Para ilmuwan Barat pun mengakui keunggulan ilmuwan besar ini. Bukti takjub mereka terhadapnya terlihat pada penerjemahan buku-bukunya ke dalam bahasa mereka. Tidak satu pun perpustakaan besar di Eropa yang tidak menyimpan karya Jabir. Di perpustakaan Paris saja terdapat lebih dari 50 buku karangannya. Sebagian dari buku-buku tersebut ada yang setebal 1000 halaman.

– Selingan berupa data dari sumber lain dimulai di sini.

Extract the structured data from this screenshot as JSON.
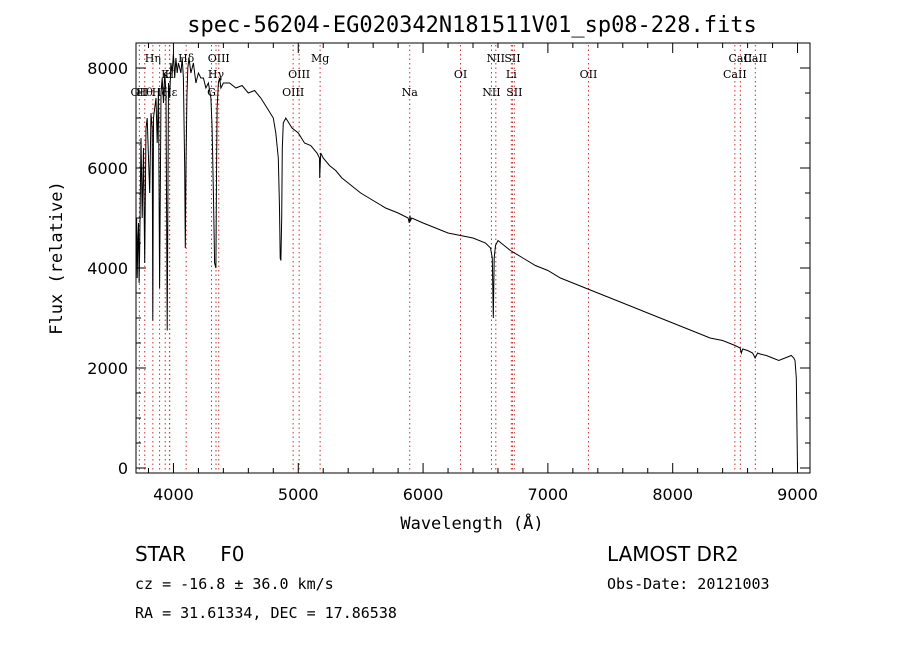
{
  "chart_data": {
    "type": "line",
    "title": "spec-56204-EG020342N181511V01_sp08-228.fits",
    "xlabel": "Wavelength (Å)",
    "ylabel": "Flux (relative)",
    "xlim": [
      3700,
      9100
    ],
    "ylim": [
      -100,
      8500
    ],
    "xticks": [
      4000,
      5000,
      6000,
      7000,
      8000,
      9000
    ],
    "yticks": [
      0,
      2000,
      4000,
      6000,
      8000
    ],
    "line_color": "#000000",
    "marker_color": "#cc3333",
    "series": [
      {
        "name": "flux",
        "x": [
          3700,
          3705,
          3710,
          3715,
          3720,
          3725,
          3730,
          3740,
          3750,
          3760,
          3770,
          3780,
          3790,
          3800,
          3810,
          3820,
          3830,
          3835,
          3840,
          3850,
          3860,
          3870,
          3880,
          3889,
          3900,
          3910,
          3920,
          3930,
          3940,
          3950,
          3960,
          3970,
          3980,
          3990,
          4000,
          4010,
          4020,
          4030,
          4040,
          4050,
          4060,
          4070,
          4080,
          4090,
          4095,
          4101,
          4108,
          4115,
          4125,
          4140,
          4160,
          4180,
          4200,
          4220,
          4240,
          4260,
          4280,
          4300,
          4310,
          4320,
          4330,
          4340,
          4345,
          4350,
          4360,
          4370,
          4380,
          4400,
          4450,
          4500,
          4550,
          4600,
          4650,
          4700,
          4750,
          4800,
          4820,
          4840,
          4850,
          4855,
          4861,
          4867,
          4872,
          4880,
          4900,
          4950,
          5000,
          5050,
          5100,
          5150,
          5170,
          5172,
          5175,
          5180,
          5200,
          5250,
          5300,
          5350,
          5400,
          5450,
          5500,
          5600,
          5700,
          5800,
          5880,
          5890,
          5895,
          5900,
          5910,
          6000,
          6100,
          6200,
          6300,
          6400,
          6500,
          6540,
          6555,
          6563,
          6570,
          6580,
          6600,
          6700,
          6800,
          6900,
          7000,
          7100,
          7200,
          7300,
          7400,
          7500,
          7600,
          7700,
          7800,
          7900,
          8000,
          8100,
          8200,
          8300,
          8400,
          8450,
          8500,
          8540,
          8550,
          8560,
          8600,
          8640,
          8660,
          8680,
          8700,
          8750,
          8800,
          8850,
          8900,
          8950,
          8970,
          8980,
          8990,
          9000
        ],
        "y": [
          4200,
          5000,
          3800,
          4600,
          4900,
          3700,
          4400,
          6600,
          5000,
          6400,
          4100,
          6800,
          7000,
          6200,
          5500,
          7100,
          6800,
          2950,
          7000,
          7200,
          7400,
          6500,
          7600,
          3600,
          7500,
          7800,
          7300,
          7900,
          7500,
          2750,
          7700,
          7400,
          8100,
          7900,
          8300,
          7800,
          8200,
          7900,
          8100,
          8000,
          7900,
          8200,
          7800,
          6000,
          4400,
          6200,
          7400,
          8000,
          8200,
          7900,
          8100,
          7700,
          7900,
          7800,
          7800,
          7600,
          7700,
          7400,
          6800,
          5500,
          4100,
          4000,
          5800,
          7200,
          7700,
          7800,
          7600,
          7700,
          7700,
          7600,
          7650,
          7500,
          7550,
          7400,
          7200,
          7000,
          6700,
          6200,
          5200,
          4200,
          4150,
          5000,
          6400,
          6900,
          7000,
          6800,
          6700,
          6500,
          6450,
          6300,
          6200,
          5800,
          6000,
          6300,
          6200,
          6050,
          5950,
          5800,
          5700,
          5600,
          5500,
          5350,
          5200,
          5100,
          5000,
          4900,
          5050,
          4950,
          5000,
          4900,
          4800,
          4700,
          4650,
          4600,
          4500,
          4400,
          4200,
          3000,
          4200,
          4450,
          4550,
          4350,
          4200,
          4050,
          3950,
          3800,
          3700,
          3600,
          3500,
          3400,
          3300,
          3200,
          3100,
          3000,
          2900,
          2800,
          2700,
          2600,
          2550,
          2500,
          2450,
          2400,
          2300,
          2380,
          2350,
          2300,
          2200,
          2300,
          2280,
          2250,
          2200,
          2150,
          2200,
          2250,
          2200,
          2150,
          1800,
          0
        ]
      }
    ],
    "lines": [
      {
        "wl": 3727,
        "label": "OII",
        "tier": 3
      },
      {
        "wl": 3770,
        "label": "Hθ",
        "tier": 3
      },
      {
        "wl": 3835,
        "label": "Hη",
        "tier": 1
      },
      {
        "wl": 3889,
        "label": "Hζ",
        "tier": 3
      },
      {
        "wl": 3934,
        "label": "K",
        "tier": 2
      },
      {
        "wl": 3968,
        "label": "H",
        "tier": 2
      },
      {
        "wl": 3970,
        "label": "Hε",
        "tier": 3
      },
      {
        "wl": 4102,
        "label": "Hδ",
        "tier": 1
      },
      {
        "wl": 4305,
        "label": "G",
        "tier": 3
      },
      {
        "wl": 4341,
        "label": "Hγ",
        "tier": 2
      },
      {
        "wl": 4363,
        "label": "OIII",
        "tier": 1
      },
      {
        "wl": 4959,
        "label": "OIII",
        "tier": 3
      },
      {
        "wl": 5007,
        "label": "OIII",
        "tier": 2
      },
      {
        "wl": 5175,
        "label": "Mg",
        "tier": 1
      },
      {
        "wl": 5893,
        "label": "Na",
        "tier": 3
      },
      {
        "wl": 6300,
        "label": "OI",
        "tier": 2
      },
      {
        "wl": 6548,
        "label": "NII",
        "tier": 3
      },
      {
        "wl": 6583,
        "label": "NII",
        "tier": 1
      },
      {
        "wl": 6707,
        "label": "Li",
        "tier": 2
      },
      {
        "wl": 6716,
        "label": "SII",
        "tier": 1
      },
      {
        "wl": 6731,
        "label": "SII",
        "tier": 3
      },
      {
        "wl": 7325,
        "label": "OII",
        "tier": 2
      },
      {
        "wl": 8498,
        "label": "CaII",
        "tier": 2
      },
      {
        "wl": 8542,
        "label": "CaII",
        "tier": 1
      },
      {
        "wl": 8662,
        "label": "CaII",
        "tier": 1
      }
    ]
  },
  "footer": {
    "class_label": "STAR",
    "subclass": "F0",
    "survey": "LAMOST DR2",
    "cz": "cz = -16.8 ± 36.0 km/s",
    "obs_date": "Obs-Date: 20121003",
    "coords": "RA =  31.61334, DEC =  17.86538"
  }
}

Jabir menyadari pentingnya eksperimen (percobaan) dalam ilmu pengetahuan. Ia menjadikannya sebagai satu bagian penting dari metodologi ilmiah. Ia senantiasa menasihati murid-muridnya dengan berkata, "Kewajibanmu yang pertama adalah melakukan percobaan (eksperimen), karena siapa yang tidak melakukan percobaan tidak akan pernah mencapai titik ketepatan terendah sekalipun. Oleh sebab itu, wahai anakku, hendaklah engkau melakukan percobaan untuk bisa sampai pada ilmu pengetahuan." Ia pernah menasihati salah seorang muridnya, "Janganlah engkau pernah mencoba atau melakukan sesuatu sampai engkau tahu."

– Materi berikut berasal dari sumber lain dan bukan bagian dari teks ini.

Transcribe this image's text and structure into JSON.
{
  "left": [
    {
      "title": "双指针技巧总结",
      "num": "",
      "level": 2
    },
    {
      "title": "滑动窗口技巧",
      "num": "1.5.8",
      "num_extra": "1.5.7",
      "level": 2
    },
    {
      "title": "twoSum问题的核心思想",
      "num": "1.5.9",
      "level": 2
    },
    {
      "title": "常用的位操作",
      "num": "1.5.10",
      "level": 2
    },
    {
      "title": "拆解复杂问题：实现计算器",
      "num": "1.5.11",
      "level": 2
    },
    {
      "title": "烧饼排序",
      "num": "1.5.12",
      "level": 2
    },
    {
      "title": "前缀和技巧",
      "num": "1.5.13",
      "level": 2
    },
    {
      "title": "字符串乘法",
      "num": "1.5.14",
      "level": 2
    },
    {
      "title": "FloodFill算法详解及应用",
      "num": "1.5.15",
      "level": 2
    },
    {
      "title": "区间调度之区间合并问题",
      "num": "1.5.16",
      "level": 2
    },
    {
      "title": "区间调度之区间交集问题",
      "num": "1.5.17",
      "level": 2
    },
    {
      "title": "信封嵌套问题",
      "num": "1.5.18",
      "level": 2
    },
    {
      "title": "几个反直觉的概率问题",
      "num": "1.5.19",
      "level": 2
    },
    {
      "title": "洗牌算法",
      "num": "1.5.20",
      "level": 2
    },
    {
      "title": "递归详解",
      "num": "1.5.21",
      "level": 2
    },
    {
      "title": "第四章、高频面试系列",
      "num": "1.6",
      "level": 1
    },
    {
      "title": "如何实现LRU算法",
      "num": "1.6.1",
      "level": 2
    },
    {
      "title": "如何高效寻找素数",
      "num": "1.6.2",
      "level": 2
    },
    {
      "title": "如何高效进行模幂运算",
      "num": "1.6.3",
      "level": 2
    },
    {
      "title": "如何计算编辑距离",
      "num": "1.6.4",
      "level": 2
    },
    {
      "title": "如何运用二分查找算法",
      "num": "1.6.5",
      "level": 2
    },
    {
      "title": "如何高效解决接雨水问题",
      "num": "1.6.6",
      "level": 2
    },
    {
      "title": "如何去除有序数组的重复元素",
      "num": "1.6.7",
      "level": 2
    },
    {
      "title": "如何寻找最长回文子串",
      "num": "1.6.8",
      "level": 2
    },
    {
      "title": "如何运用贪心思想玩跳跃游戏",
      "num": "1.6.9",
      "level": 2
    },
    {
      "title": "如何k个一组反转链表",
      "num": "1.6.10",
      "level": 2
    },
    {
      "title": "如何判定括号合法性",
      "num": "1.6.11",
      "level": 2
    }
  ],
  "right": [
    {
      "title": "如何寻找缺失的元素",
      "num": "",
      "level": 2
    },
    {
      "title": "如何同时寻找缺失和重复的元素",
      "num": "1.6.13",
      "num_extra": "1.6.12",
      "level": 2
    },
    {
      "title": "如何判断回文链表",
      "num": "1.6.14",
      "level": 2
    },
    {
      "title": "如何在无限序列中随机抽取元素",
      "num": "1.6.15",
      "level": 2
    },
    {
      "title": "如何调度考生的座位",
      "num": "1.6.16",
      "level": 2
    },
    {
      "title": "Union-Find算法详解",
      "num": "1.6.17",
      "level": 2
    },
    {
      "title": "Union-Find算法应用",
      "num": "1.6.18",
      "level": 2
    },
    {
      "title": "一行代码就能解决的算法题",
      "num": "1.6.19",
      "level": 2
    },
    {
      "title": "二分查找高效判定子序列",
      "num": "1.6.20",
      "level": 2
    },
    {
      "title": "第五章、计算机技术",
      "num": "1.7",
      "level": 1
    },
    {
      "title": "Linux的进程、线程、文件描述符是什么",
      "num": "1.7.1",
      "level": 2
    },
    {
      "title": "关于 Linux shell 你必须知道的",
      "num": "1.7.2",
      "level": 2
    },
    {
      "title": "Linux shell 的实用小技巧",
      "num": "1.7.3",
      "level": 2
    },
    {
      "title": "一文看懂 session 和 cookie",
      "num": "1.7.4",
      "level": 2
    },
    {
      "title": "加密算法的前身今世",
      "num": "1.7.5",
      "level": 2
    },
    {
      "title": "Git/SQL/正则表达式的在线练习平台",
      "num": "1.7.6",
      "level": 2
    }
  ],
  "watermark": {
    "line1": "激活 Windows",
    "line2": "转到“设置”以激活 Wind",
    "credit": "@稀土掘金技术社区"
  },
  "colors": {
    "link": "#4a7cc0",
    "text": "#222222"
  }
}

Kebesaran Jabir ibnu Hayyân tampak pada kecermatan metodologi ilmiah yang ia pakai. Metodologi yang ia gariskan dapat disimpulkan pada:
- Menentukan tujuan dari sebuah penelitian ilmiah;
- Menghindari kata mustahil yang tidak ada gunanya;
- Memilih waktu yang tepat untuk melakukan penelitian;
- Sabar dan menahan diri;
- Diam dan hati-hati;
- Tidak tertipu oleh tampilan luar, sehingga tidak menghasilkan kesimpulan yang keliru.
Dengan demikian, pada hakikatnya, Jabir telah mendahului dunia Barat dalam mengetahui metodologi ilmiah; walaupun mereka mengklaim bahwa merekalah pemilik metodologi itu.

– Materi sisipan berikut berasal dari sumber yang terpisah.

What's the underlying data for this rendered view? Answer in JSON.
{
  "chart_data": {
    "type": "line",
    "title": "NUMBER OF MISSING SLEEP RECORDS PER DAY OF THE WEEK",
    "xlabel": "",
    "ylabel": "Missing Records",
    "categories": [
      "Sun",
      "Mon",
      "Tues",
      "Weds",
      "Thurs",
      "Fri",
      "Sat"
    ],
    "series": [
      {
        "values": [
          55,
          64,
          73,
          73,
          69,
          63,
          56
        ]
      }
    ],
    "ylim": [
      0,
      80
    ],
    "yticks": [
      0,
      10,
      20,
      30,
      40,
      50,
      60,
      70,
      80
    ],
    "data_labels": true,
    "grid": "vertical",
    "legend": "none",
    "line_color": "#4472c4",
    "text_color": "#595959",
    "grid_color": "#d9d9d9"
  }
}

Karya Jabir ibnu Hayyân dalam bidang Kimia sangat banyak dan beragam. Yang paling populer di antaranya adalah Al-Îdhâh, sebuah pendahuluan untuk memahami berbagai dasar kimia menurutnya. Begitu pula Al-Khawâshul Kabîr, Al-Ahjâr, As-Sirrul Maknûn, dan Al-Mawâzîn.
Jabir ibnu Hayyân terus berpindah dari satu riset ke riset berikutnya, dari satu kesuksesan ke kesuksesan berikutnya, sampai ia meninggal dunia setelah meninggalkan untuk kita warisan keilmuan yang hingga hari ini masih menjadi kebanggaan kaum muslimin. Ia meninggal pada tahun 200 H. / 815 M.